Je n’oserais conclure; j’estime seulement qu’il n’y a pas de raisons
positives pour refuser ce tableau très remarquable à l’Ecole française
et à l’un des Lenain en particulier.
De cette œuvre originale et inquiétante, nous passons avec
Largillière à la belle ordonnance classique, au style noble et clair
du xvue siècle. Le Portrait de deux échevins est du plus grand caractère.

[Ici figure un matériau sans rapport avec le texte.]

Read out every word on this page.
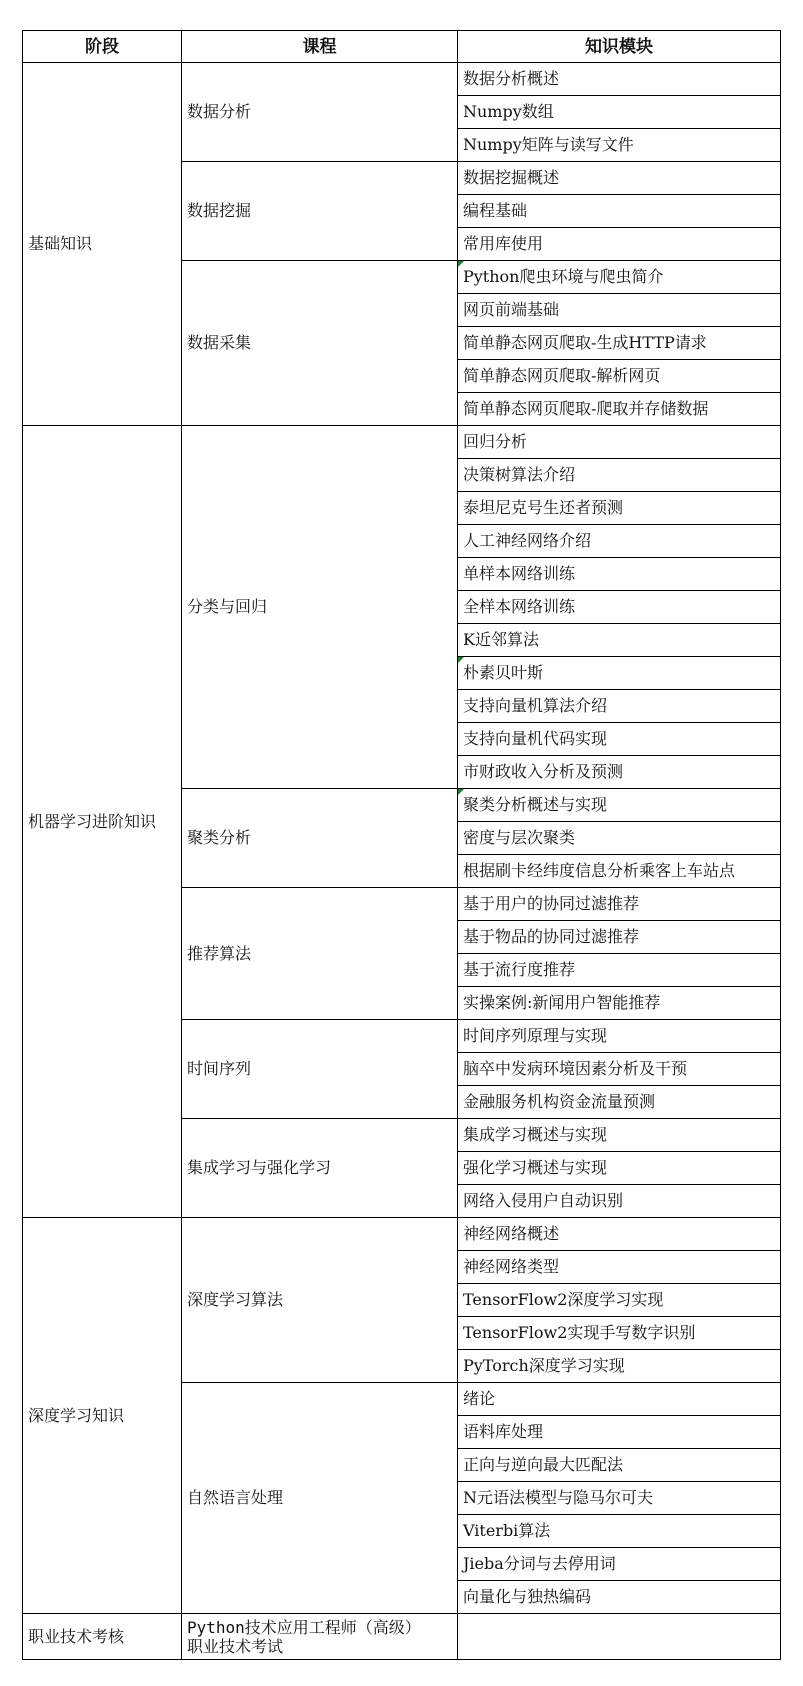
阶段	课程	知识模块
基础知识	数据分析	数据分析概述
		Numpy数组
		Numpy矩阵与读写文件
	数据挖掘	数据挖掘概述
		编程基础
		常用库使用
	数据采集	Python爬虫环境与爬虫简介
		网页前端基础
		简单静态网页爬取-生成HTTP请求
		简单静态网页爬取-解析网页
		简单静态网页爬取-爬取并存储数据
机器学习进阶知识	分类与回归	回归分析
		决策树算法介绍
		泰坦尼克号生还者预测
		人工神经网络介绍
		单样本网络训练
		全样本网络训练
		K近邻算法
		朴素贝叶斯
		支持向量机算法介绍
		支持向量机代码实现
		市财政收入分析及预测
	聚类分析	聚类分析概述与实现
		密度与层次聚类
		根据刷卡经纬度信息分析乘客上车站点
	推荐算法	基于用户的协同过滤推荐
		基于物品的协同过滤推荐
		基于流行度推荐
		实操案例:新闻用户智能推荐
	时间序列	时间序列原理与实现
		脑卒中发病环境因素分析及干预
		金融服务机构资金流量预测
	集成学习与强化学习	集成学习概述与实现
		强化学习概述与实现
		网络入侵用户自动识别
深度学习知识	深度学习算法	神经网络概述
		神经网络类型
		TensorFlow2深度学习实现
		TensorFlow2实现手写数字识别
		PyTorch深度学习实现
	自然语言处理	绪论
		语料库处理
		正向与逆向最大匹配法
		N元语法模型与隐马尔可夫
		Viterbi算法
		Jieba分词与去停用词
		向量化与独热编码
职业技术考核	Python技术应用工程师（高级）
职业技术考试	
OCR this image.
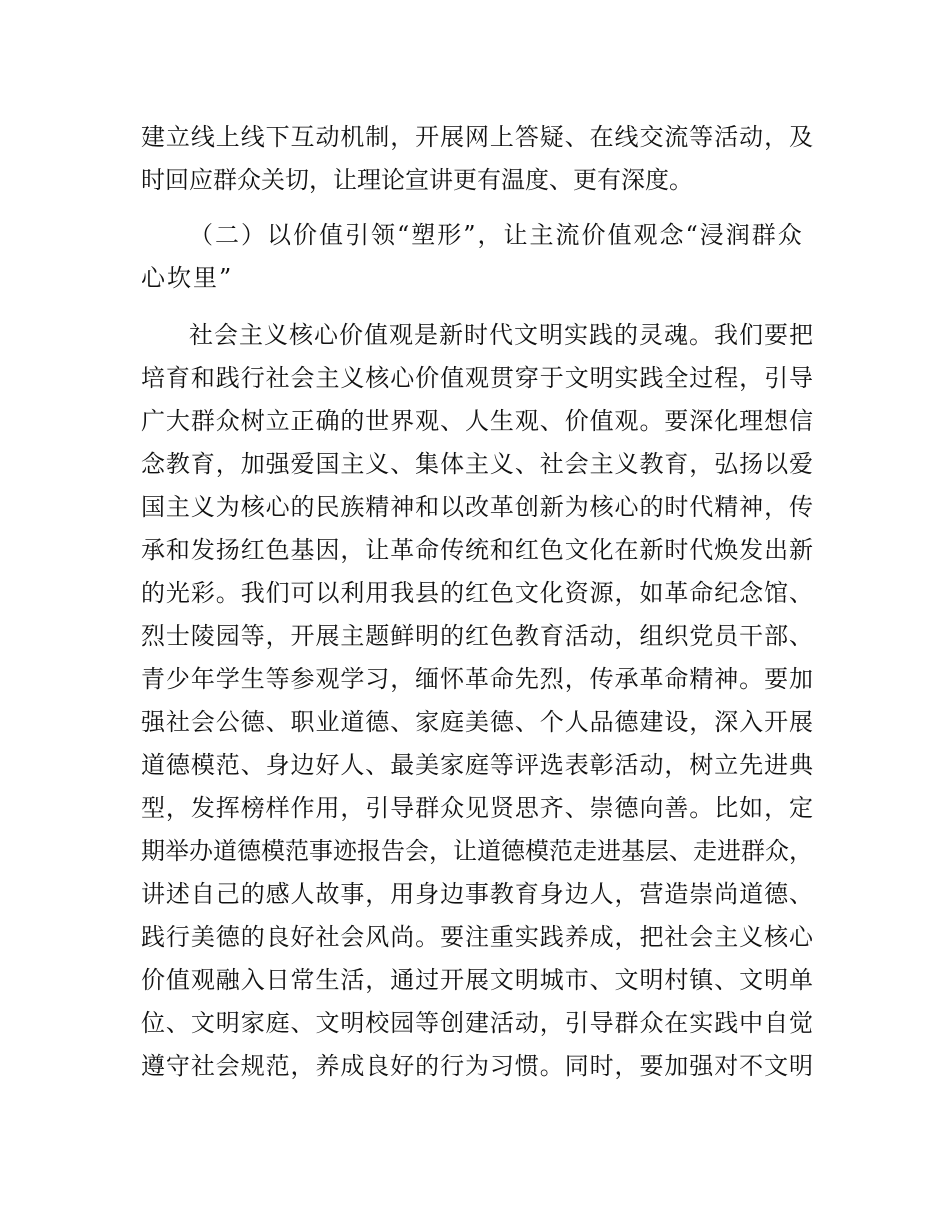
建立线上线下互动机制，开展网上答疑、在线交流等活动，及
时回应群众关切，让理论宣讲更有温度、更有深度。
（二）以价值引领“塑形”，让主流价值观念“浸润群众
心坎里”
社会主义核心价值观是新时代文明实践的灵魂。我们要把
培育和践行社会主义核心价值观贯穿于文明实践全过程，引导
广大群众树立正确的世界观、人生观、价值观。要深化理想信
念教育，加强爱国主义、集体主义、社会主义教育，弘扬以爱
国主义为核心的民族精神和以改革创新为核心的时代精神，传
承和发扬红色基因，让革命传统和红色文化在新时代焕发出新
的光彩。我们可以利用我县的红色文化资源，如革命纪念馆、
烈士陵园等，开展主题鲜明的红色教育活动，组织党员干部、
青少年学生等参观学习，缅怀革命先烈，传承革命精神。要加
强社会公德、职业道德、家庭美德、个人品德建设，深入开展
道德模范、身边好人、最美家庭等评选表彰活动，树立先进典
型，发挥榜样作用，引导群众见贤思齐、崇德向善。比如，定
期举办道德模范事迹报告会，让道德模范走进基层、走进群众，
讲述自己的感人故事，用身边事教育身边人，营造崇尚道德、
践行美德的良好社会风尚。要注重实践养成，把社会主义核心
价值观融入日常生活，通过开展文明城市、文明村镇、文明单
位、文明家庭、文明校园等创建活动，引导群众在实践中自觉
遵守社会规范，养成良好的行为习惯。同时，要加强对不文明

Ainsi interprétée, tombant en majestueuse cascade et continuée par
d’amples draperies, la perruque du grand siècle n’est-elle pas le plus
beau cadre que l’on ait inventé pour mettre en relief la finesse ou
l'énergie d’un visage? Les traits ouverts, les lèvres au ferme contour
expriment si complètement la droiture de l’intelligence et de la
volonté qu’on est tenté de prendre la barbe pour un ornement de
barbares, et ces nobles figures de magistrats pour les types absolus
de l’humanité civilisée. Le dessin est admirable de logique et de force,
la couleur sobre et limpide, l’effet puissant. C’est plus qu’un beau
portrait, c’est une œuvre typique et l’on n’imagine pas Racine, Boileau
ou Buffon peints dans un autre style.
Mais, par les gaietés de son coloris, Largillière touche en même
temps au siècle aimable. Le Portrait de jeune femme en Diane annonce
et prépare les maitres fleuris.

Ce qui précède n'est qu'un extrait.